Para o pequeno Lesoto, existem poucas opções para responder a grandes tarifas.

No Lesoto, a pequena nação da África Austral que está entre os países mais atingidos pelas novas tarifas do presidente Trump, os empresários estavam se reunindo na quarta -feira para criar estratégias de sua resposta.

Para um país com uma economia no valor de apenas US $ 2,1 bilhões, poucas opções estão sobre a mesa.

Trump impôs uma tarifa de 50 % ao Lesoto, devido ao déficit comercial entre o país de 2,3 milhões de pessoas e os Estados Unidos. Apenas Saint Pierre, um arquipélago francês esparsamente povoado na costa do Canadá, foi atingido o mesmo aumento tarifário.

Na quarta -feira, o setor privado do Lesoto estava olhando para o governo para respostas. O governo, enfrentando a perspectiva de enormes perdas de empregos, estava se preparando para defender a Casa Branca.
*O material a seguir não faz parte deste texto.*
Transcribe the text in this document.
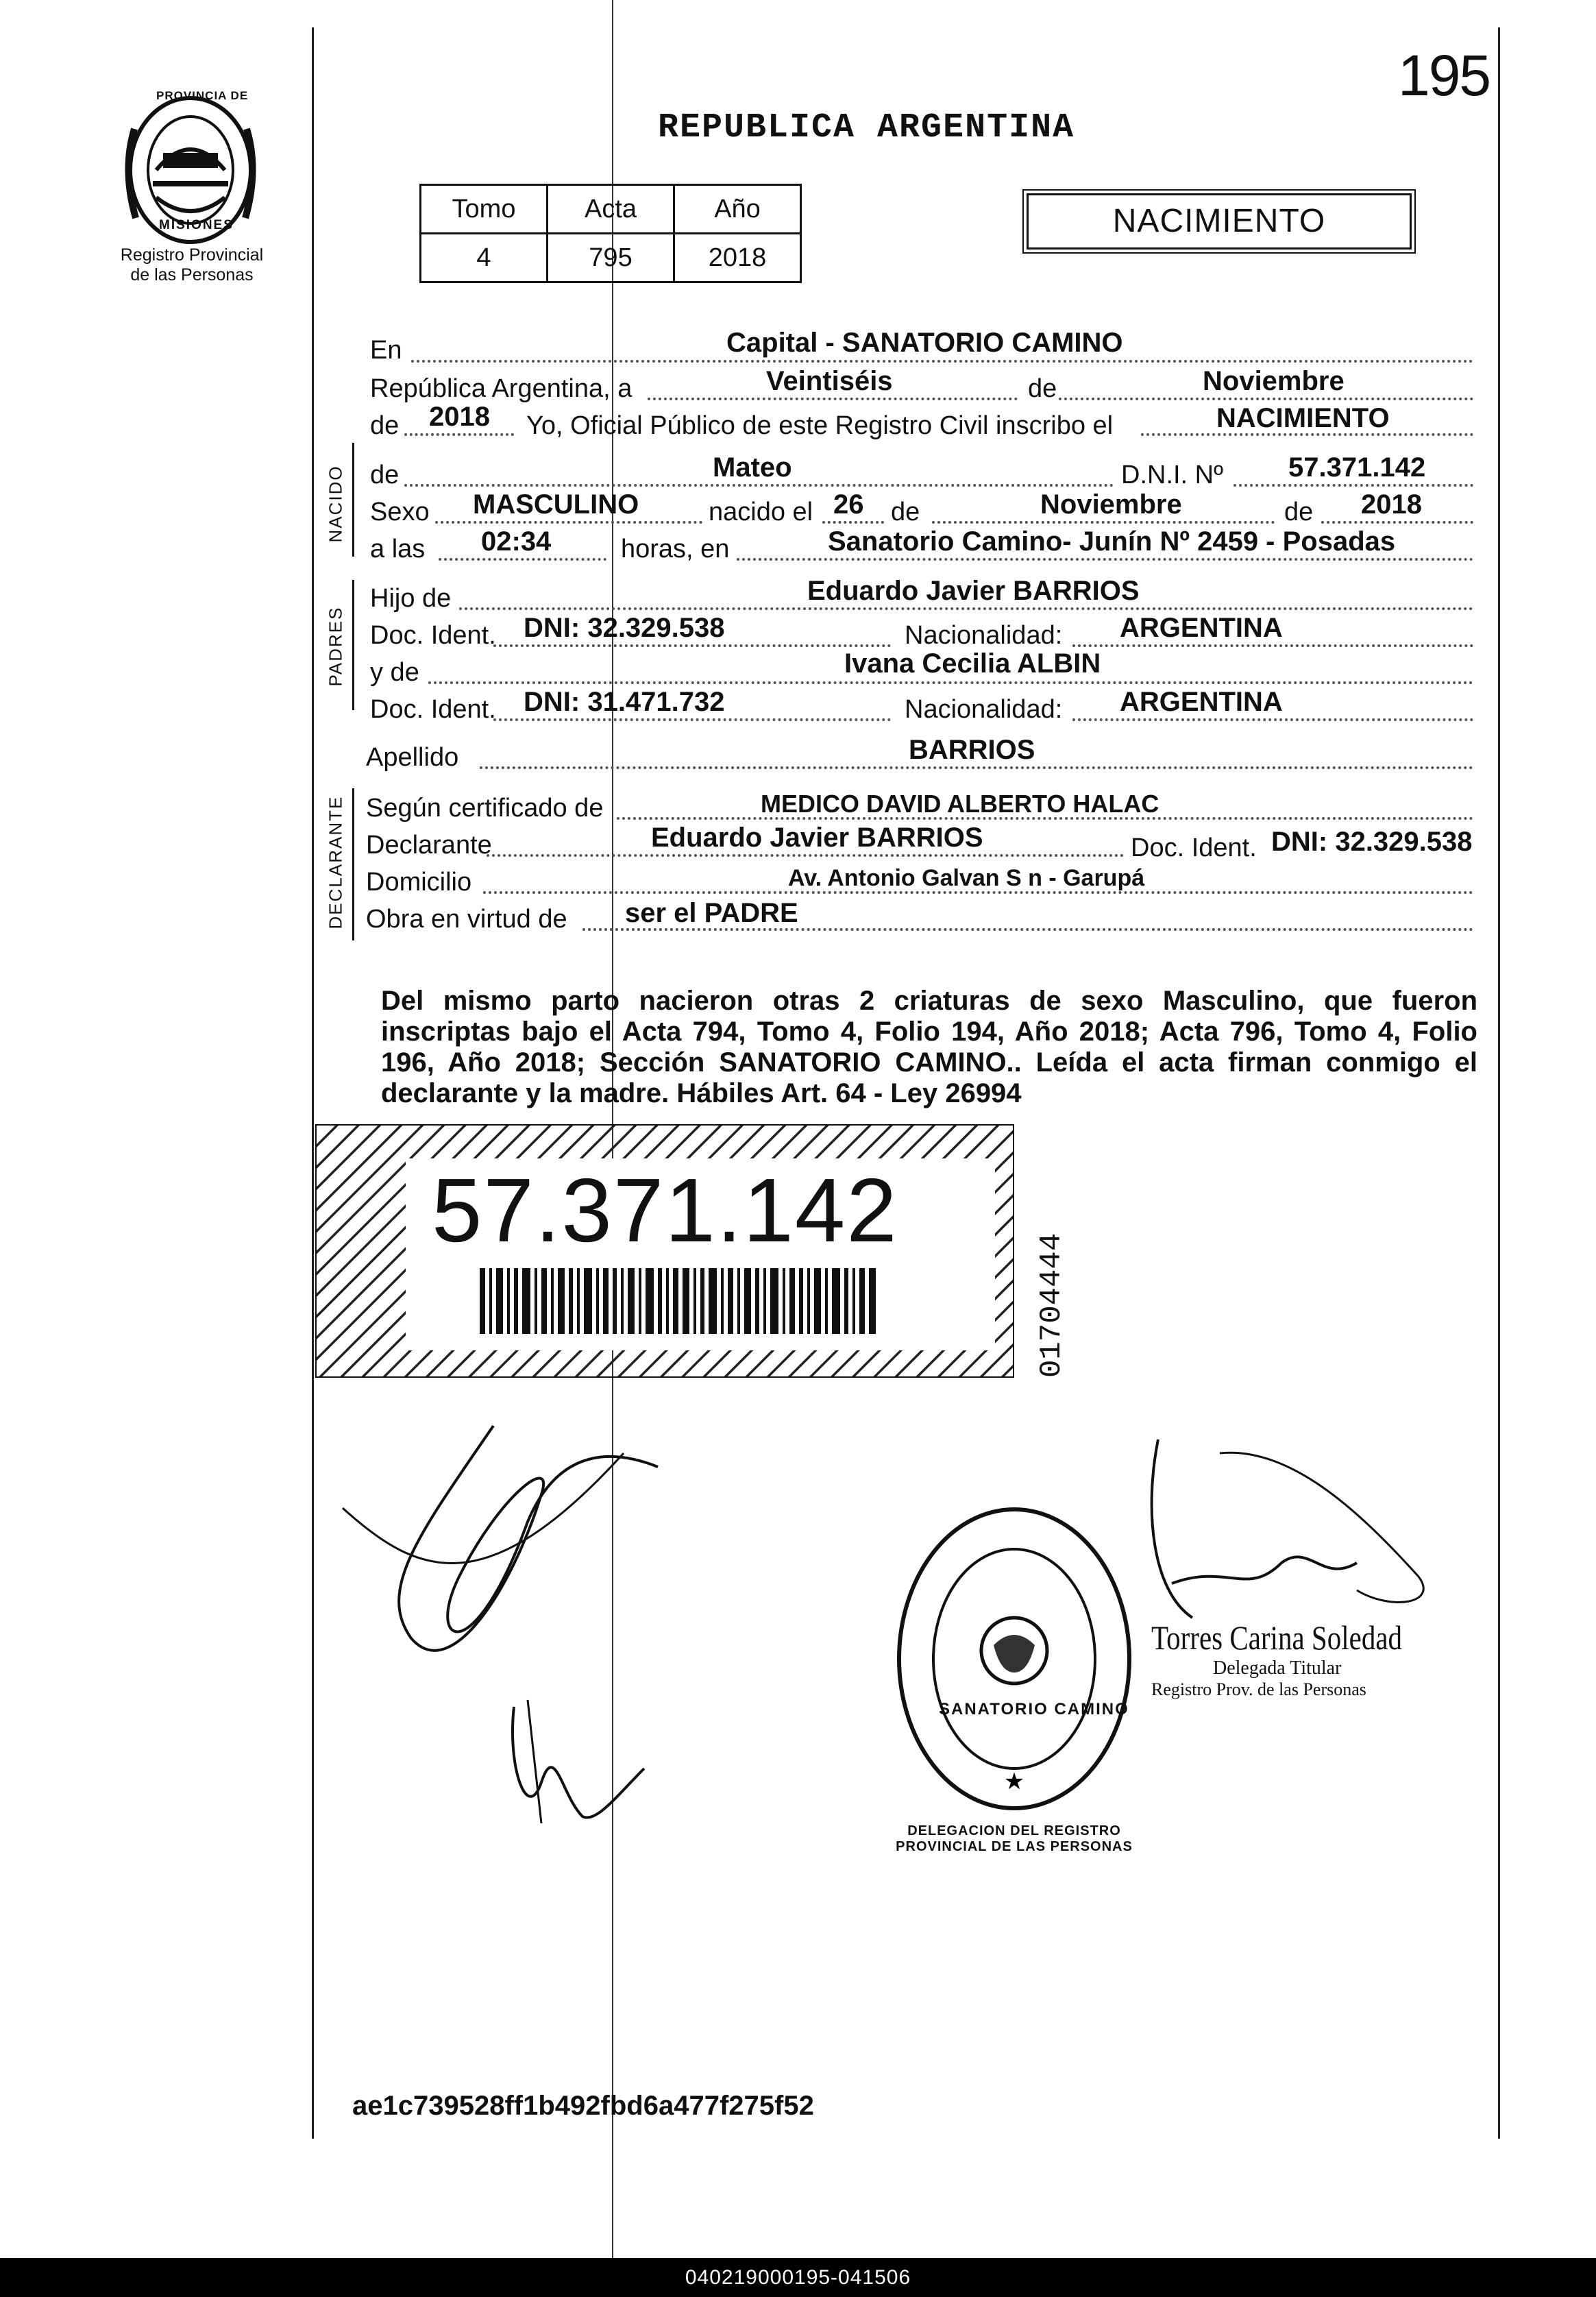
195
PROVINCIA DE
MISIONES
Registro Provincial
de las Personas
REPUBLICA ARGENTINA
Tomo	Acta	Año
4	795	2018
NACIMIENTO
En	Capital - SANATORIO CAMINO
República Argentina, a	Veintiséis	de	Noviembre
de 2018 Yo, Oficial Público de este Registro Civil inscribo el	NACIMIENTO
NACIDO de	Mateo	D.N.I. Nº 57.371.142
Sexo MASCULINO	nacido el 26 de	Noviembre	de 2018
a las 02:34	horas, en	Sanatorio Camino- Junín Nº 2459 - Posadas
PADRES
Hijo de	Eduardo Javier BARRIOS
Doc. Ident. DNI: 32.329.538	Nacionalidad: ARGENTINA
y de	Ivana Cecilia ALBIN
Doc. Ident. DNI: 31.471.732	Nacionalidad: ARGENTINA
Apellido	BARRIOS
DECLARANTE Según certificado de	MEDICO DAVID ALBERTO HALAC
Declarante	Eduardo Javier BARRIOS	Doc. Ident. DNI: 32.329.538
Domicilio	Av. Antonio Galvan S n - Garupá
Obra en virtud de ser el PADRE
Del mismo parto nacieron otras 2 criaturas de sexo Masculino, que fueron inscriptas bajo el Acta 794, Tomo 4, Folio 194, Año 2018; Acta 796, Tomo 4, Folio 196, Año 2018; Sección SANATORIO CAMINO.. Leída el acta firman conmigo el declarante y la madre. Hábiles Art. 64 - Ley 26994
57.371.142
01704444
★
DELEGACION DEL REGISTRO PROVINCIAL DE LAS PERSONAS
SANATORIO CAMINO
Torres Carina Soledad
Delegada Titular
Registro Prov. de las Personas
ae1c739528ff1b492fbd6a477f275f52
040219000195-041506
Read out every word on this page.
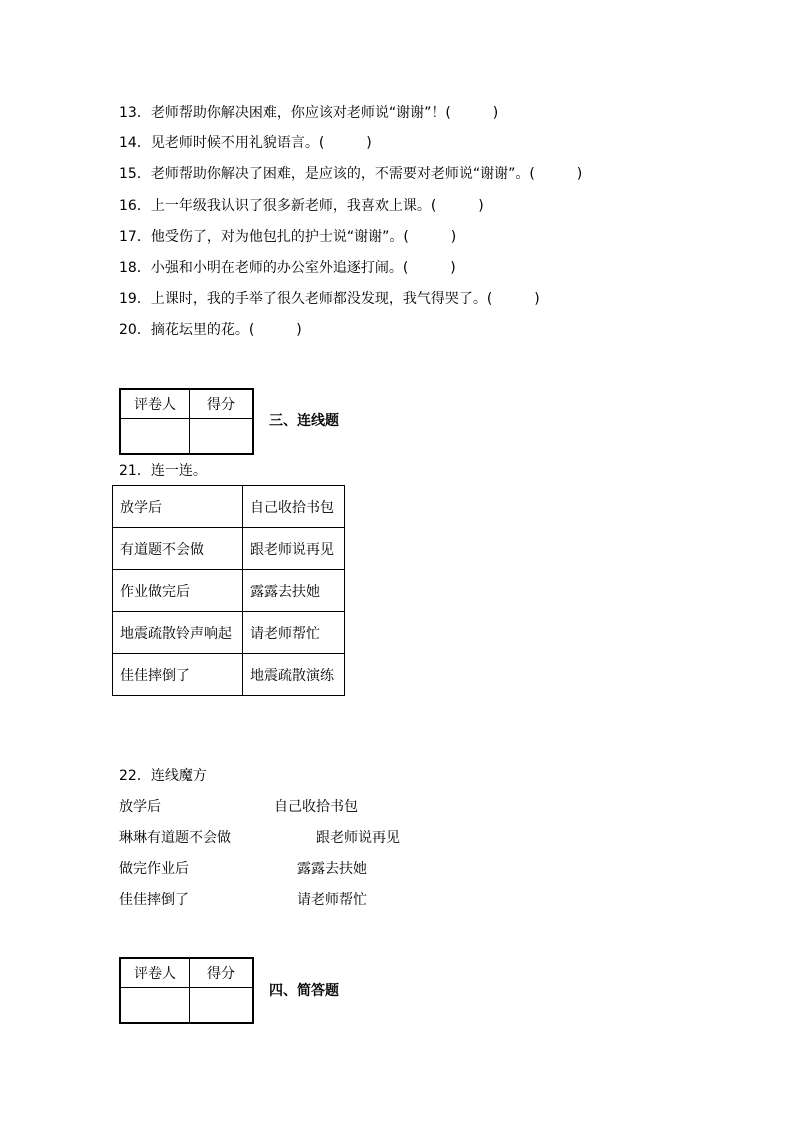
13．老师帮助你解决困难，你应该对老师说“谢谢”！(　　　)
14．见老师时候不用礼貌语言。(　　　)
15．老师帮助你解决了困难，是应该的，不需要对老师说“谢谢”。(　　　)
16．上一年级我认识了很多新老师，我喜欢上课。(　　　)
17．他受伤了，对为他包扎的护士说“谢谢”。(　　　)
18．小强和小明在老师的办公室外追逐打闹。(　　　)
19．上课时，我的手举了很久老师都没发现，我气得哭了。(　　　)
20．摘花坛里的花。(　　　)
评卷人	得分

三、连线题
21．连一连。
放学后	自己收拾书包
有道题不会做	跟老师说再见
作业做完后	露露去扶她
地震疏散铃声响起	请老师帮忙
佳佳摔倒了	地震疏散演练
22．连线魔方
放学后	自己收拾书包
琳琳有道题不会做	跟老师说再见
做完作业后	露露去扶她
佳佳摔倒了	请老师帮忙
评卷人	得分

四、简答题
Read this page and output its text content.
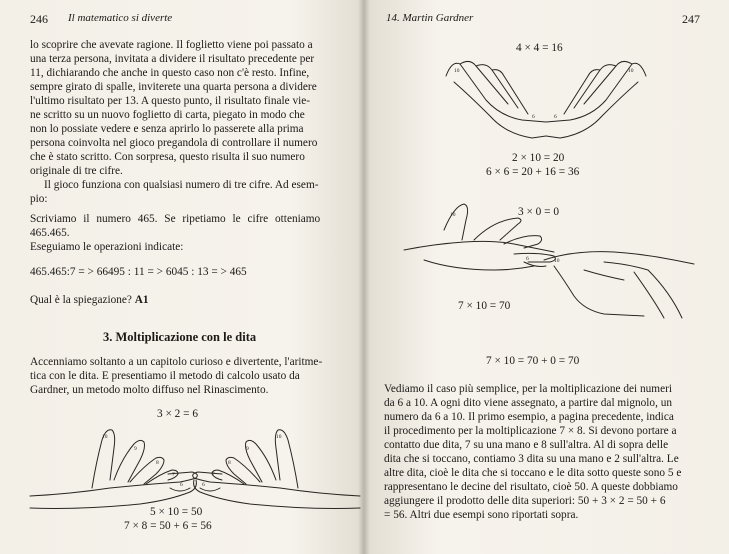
246 Il matematico si diverte
lo scoprire che avevate ragione. Il foglietto viene poi passato a
una terza persona, invitata a dividere il risultato precedente per
11, dichiarando che anche in questo caso non c'è resto. Infine,
sempre girato di spalle, inviterete una quarta persona a dividere
l'ultimo risultato per 13. A questo punto, il risultato finale vie-
ne scritto su un nuovo foglietto di carta, piegato in modo che
non lo possiate vedere e senza aprirlo lo passerete alla prima
persona coinvolta nel gioco pregandola di controllare il numero
che è stato scritto. Con sorpresa, questo risulta il suo numero
originale di tre cifre.
Il gioco funziona con qualsiasi numero di tre cifre. Ad esem-
pio:
Scriviamo il numero 465. Se ripetiamo le cifre otteniamo
465.465.
Eseguiamo le operazioni indicate:
465.465:7 = > 66495 : 11 = > 6045 : 13 = > 465
Qual è la spiegazione? A1
3. Moltiplicazione con le dita
Accenniamo soltanto a un capitolo curioso e divertente, l'aritme-
tica con le dita. E presentiamo il metodo di calcolo usato da
Gardner, un metodo molto diffuso nel Rinascimento.
3 × 2 = 6
10
9
8
7
6
10
9
8
7
6
5 × 10 = 50
7 × 8 = 50 + 6 = 56
14. Martin Gardner	247
4 × 4 = 16
10
6	6
10
2 × 10 = 20
6 × 6 = 20 + 16 = 36
3 × 0 = 0
10
6	10
7 × 10 = 70
7 × 10 = 70 + 0 = 70
Vediamo il caso più semplice, per la moltiplicazione dei numeri
da 6 a 10. A ogni dito viene assegnato, a partire dal mignolo, un
numero da 6 a 10. Il primo esempio, a pagina precedente, indica
il procedimento per la moltiplicazione 7 × 8. Si devono portare a
contatto due dita, 7 su una mano e 8 sull'altra. Al di sopra delle
dita che si toccano, contiamo 3 dita su una mano e 2 sull'altra. Le
altre dita, cioè le dita che si toccano e le dita sotto queste sono 5 e
rappresentano le decine del risultato, cioè 50. A queste dobbiamo
aggiungere il prodotto delle dita superiori: 50 + 3 × 2 = 50 + 6
= 56. Altri due esempi sono riportati sopra.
“Há muito pânico”, disse Thabo Qhesi, analista de negócios que participou da reunião dos empresários, realizada na capital do Lesoto, Maseru. As pessoas mais ansiosas da sala, disse ele em uma entrevista por telefone, foram aquelas ligadas às indústrias têxteis e de vestuário do Lesoto, que exportam cerca de 70 % de seus produtos para os Estados Unidos.

“Eles não têm opção a não ser fechar ou se mudar para os países onde seria mais lucrativo para eles”, disse Qhesi.

A maioria das fábricas de vestuário do Lesoto é de propriedade de empresas chinesas e taiwanesas que se estabeleceram para aproveitar os termos preferenciais permitidos pelo Lei de Crescimento e Oportunidade Africanaum acordo comercial com os Estados Unidos.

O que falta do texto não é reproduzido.